Sebastião empurrou Cândido. Ele foi arrastada para a sala vizinha, onde havia música e grandes sofás. Aquela sala tinha muitas histórias para contar; mesmo assim o sigilo era preservado. Esta era outra das regras de Dona Marta - Aqui ninguém viu nada, ninguém fala nada - dizia todos os dias.

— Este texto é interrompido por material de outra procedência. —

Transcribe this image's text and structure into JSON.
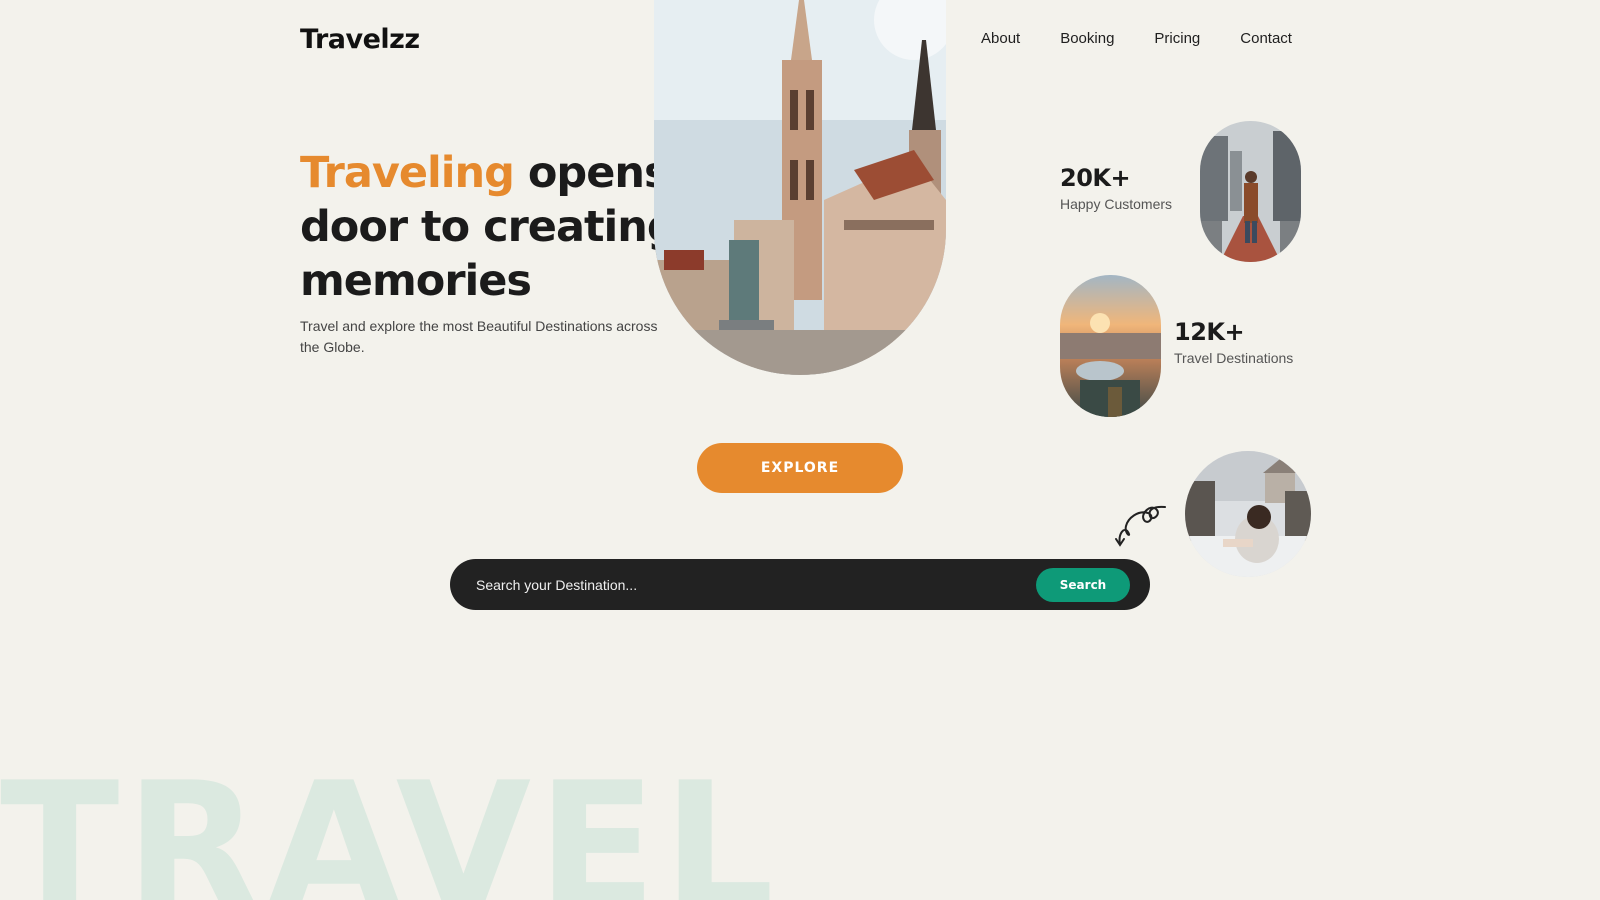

- Sabe como é Dona Marta - disse Sebastião. - Cândido ainda não virou homem. Achamos que a sua casa era a mais respeitosa para acabar com este sofrimento do rapaz.

- Pois vieram na casa certa - disse Dona Marta. - O que vocês querem? Temos as melhores meninas da região.

- Ainda não sabemos. Hmm, e aquela moreninha, está disponível? - disse Silvério olhando para Fátima.

- Fátima é nova por aqui - disse Dona Marta - Ela não entende muito das coisas. Veio a poucas semanas para cá e só conheceu alguns homens. Ainda precisa trabalhar bastante para dominar a arte do amor.

- Então é essa mesma que queremos - disse Sebastião. - Assim um acaba aprendendo com o outro.

- Que assim seja - disse Dona Marta, olhando para a sala ao lado - Fátima, o rapazinho é seu. Trate-o bem pois o moço ainda é donzelo.

Sempre era uma festa quando surgia um cliente novo na casa. As meninas tratavam de agradar o moço para ganhar o serviço. Além de ser uma grande responsabilidade fazer um menino virar um homem, o serviço custava mais caro. Desta vez não adiantou muito, os tios já tinham escolhido.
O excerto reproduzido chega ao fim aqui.